Halloween Tips and Tricks on Foiling Treats

Halloween Tips and Tricks on Foiling Treats

Very soon it will be Halloween, the start of a holiday season that researchers warn adds an average of eight pounds — if you’re not careful about sweets and snacks.


Nurses have a lot of practice saying “no” to treats at work – boxes of candy from grateful families to trays of pastries from coworkers. Temptations abound, but they become especially intense during the next two months of the year.
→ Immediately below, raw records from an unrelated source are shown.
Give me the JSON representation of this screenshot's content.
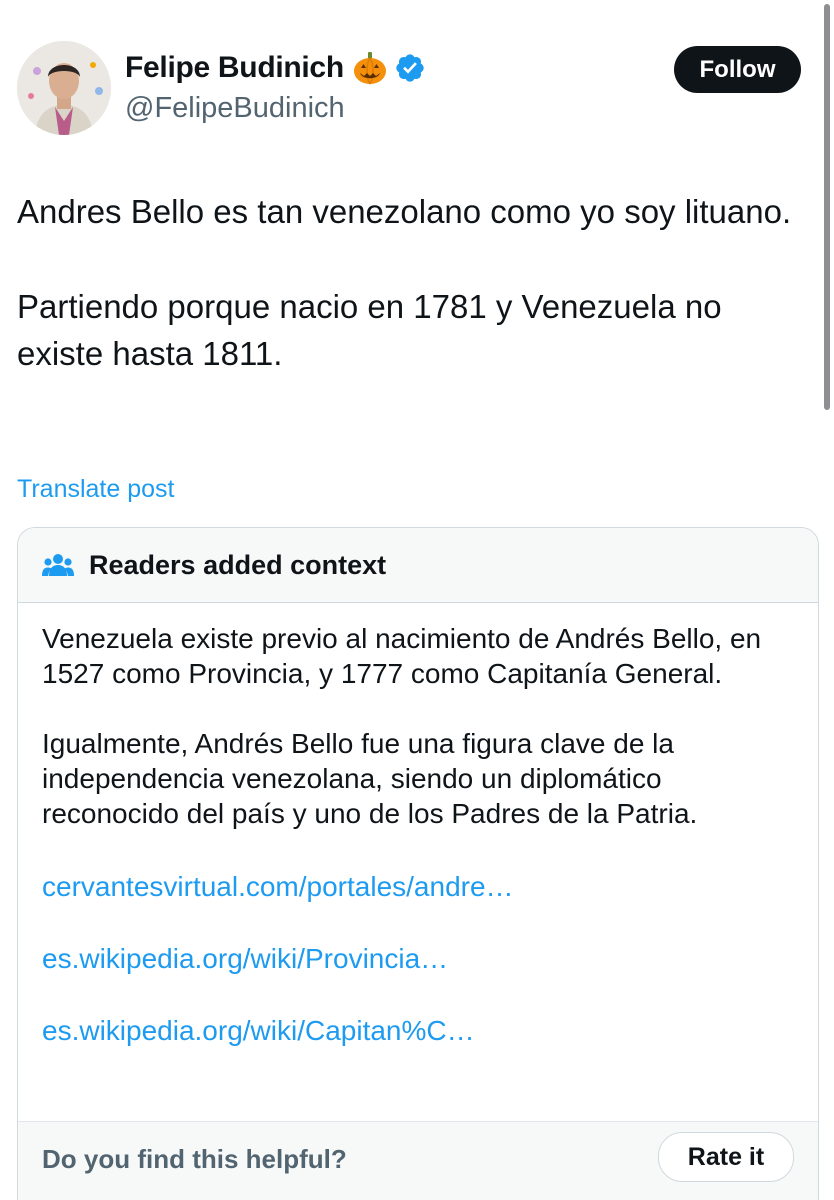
{
  "author": {
    "display_name": "Felipe Budinich",
    "handle": "@FelipeBudinich",
    "emoji_icon": "jack-o-lantern-icon",
    "verified_icon": "verified-badge-icon",
    "verified_color": "#1d9bf0",
    "follow_label": "Follow"
  },
  "post": {
    "paragraphs": [
      "Andres Bello es tan venezolano como yo soy lituano.",
      "Partiendo porque nacio en 1781 y Venezuela no existe hasta 1811."
    ],
    "translate_label": "Translate post"
  },
  "community_note": {
    "icon": "people-icon",
    "title": "Readers added context",
    "paragraphs": [
      "Venezuela existe previo al nacimiento de Andrés Bello, en 1527 como Provincia, y 1777 como Capitanía General.",
      "Igualmente, Andrés Bello fue una figura clave de la independencia venezolana, siendo un diplomático reconocido del país y uno de los Padres de la Patria."
    ],
    "links": [
      "cervantesvirtual.com/portales/andre…",
      "es.wikipedia.org/wiki/Provincia…",
      "es.wikipedia.org/wiki/Capitan%C…"
    ],
    "helpful_prompt": "Do you find this helpful?",
    "rate_label": "Rate it"
  },
  "colors": {
    "link": "#1d9bf0",
    "text": "#0f1419",
    "muted": "#536471",
    "border": "#cfd9de",
    "header_bg": "#f7f9f9"
  }
}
Of course, we love getting together with teammates to mark Halloween, Thanksgiving, Hanukkah, Kwanzaa, Christmas, Solstice, or the New Year. Plus, we’ll continue to toast other happy occasions: birthdays, anniversaries, weddings, graduations, and job promotions.
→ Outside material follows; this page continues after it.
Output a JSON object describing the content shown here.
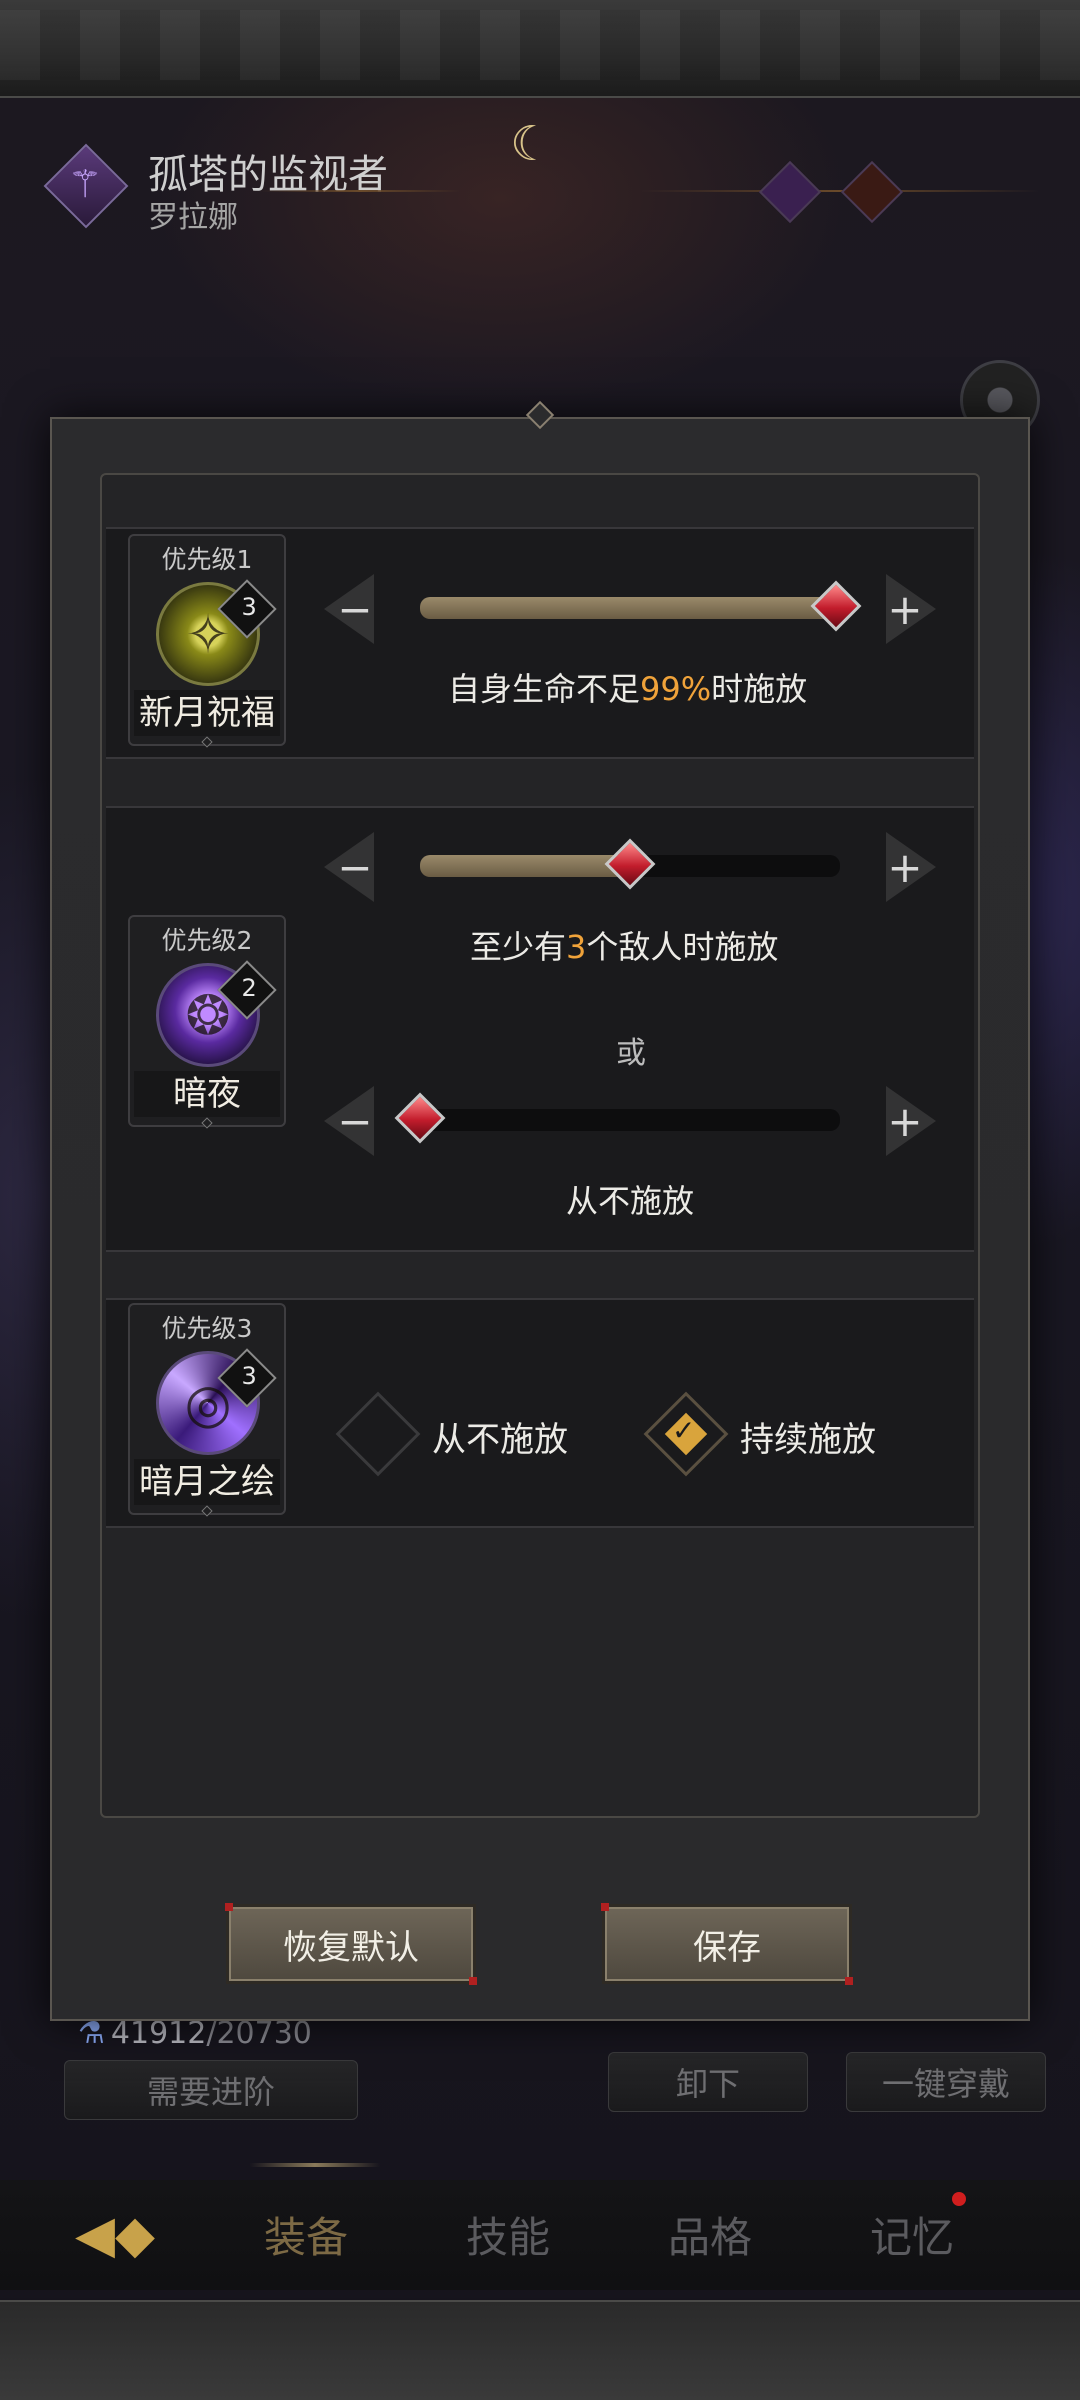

So what’s the problem? Some surveys show that nurses are more likely to be overweight than the general population. Could the reason be extreme workplace stress and long shift hours? Or maybe it’s because the nurse population is aging, which correlates to a higher BMI.

You may not be able to do anything about events at work or your own slowing metabolism. But you can control your own actions, which will help you keep on the nutritional straight and narrow.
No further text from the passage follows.